The Moody Handbook of Theology serves as an introduction to the various contours of theological study. This volume is divided into 5 parts, each providing a solid taste of the major theological disciplines: Biblical Theology, Systematic Theology, Historical Theology, Dogmatic Theology, and Contemporary Theology. Each section is neatly organized to help the reader follow the logical flow of the author. The language employed in this text is easy to comprehend and helps the reader along in a way that is easy to follow and manageable. For example, when addressing a complex issue like the hypostatic union of Christ, Enns provides this succinct definition:
“The hypostatic union may be defined as: the ’second person, the pre-incarnate Christ came and took to himself a human nature and remains forever undiminished Deity and true humanity united in one person forever.” (240)

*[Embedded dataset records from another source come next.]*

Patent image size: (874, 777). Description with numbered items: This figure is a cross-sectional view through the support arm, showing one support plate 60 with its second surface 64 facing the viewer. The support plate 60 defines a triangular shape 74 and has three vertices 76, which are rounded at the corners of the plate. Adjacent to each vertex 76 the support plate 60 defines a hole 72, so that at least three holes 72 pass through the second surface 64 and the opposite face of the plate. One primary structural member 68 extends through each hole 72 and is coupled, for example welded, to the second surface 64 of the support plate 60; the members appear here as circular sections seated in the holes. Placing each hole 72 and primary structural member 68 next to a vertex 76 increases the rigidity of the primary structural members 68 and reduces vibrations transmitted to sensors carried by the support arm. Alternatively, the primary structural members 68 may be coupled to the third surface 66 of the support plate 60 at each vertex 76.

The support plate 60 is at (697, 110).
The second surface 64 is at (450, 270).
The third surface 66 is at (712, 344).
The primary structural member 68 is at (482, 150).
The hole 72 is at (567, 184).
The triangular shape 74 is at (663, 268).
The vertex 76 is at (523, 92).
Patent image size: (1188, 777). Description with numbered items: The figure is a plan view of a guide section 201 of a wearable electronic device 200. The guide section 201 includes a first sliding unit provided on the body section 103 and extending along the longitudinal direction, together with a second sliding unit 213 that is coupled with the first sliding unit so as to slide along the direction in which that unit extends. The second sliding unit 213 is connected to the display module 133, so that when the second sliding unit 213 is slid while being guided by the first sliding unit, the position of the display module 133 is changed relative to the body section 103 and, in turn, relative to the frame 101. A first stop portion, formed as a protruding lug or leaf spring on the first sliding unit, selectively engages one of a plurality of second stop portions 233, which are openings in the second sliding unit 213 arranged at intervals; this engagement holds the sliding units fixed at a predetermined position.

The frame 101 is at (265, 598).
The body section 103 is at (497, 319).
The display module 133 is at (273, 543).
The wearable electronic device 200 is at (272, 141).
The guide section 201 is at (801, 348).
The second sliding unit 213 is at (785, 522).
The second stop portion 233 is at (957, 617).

These simple, yet weighty definitions make for a very valuable addition to anyone’s library. For those who wish to dig deeper, the author points towards valuable resources for further study at the end of each section.
Some will read this book from cover to cover, while others will find this as more of a helpful reference book. If your desire is to grow in your knowledge of God and his truth and become a discipler of those around you, this book will be a valuable resource. This book will help the reader feel less overwhelmed by the scope of theological study. If you dedicate yourself to a close and careful reading of this book, you will be deeply blessed by the wealth of knowledge it contains.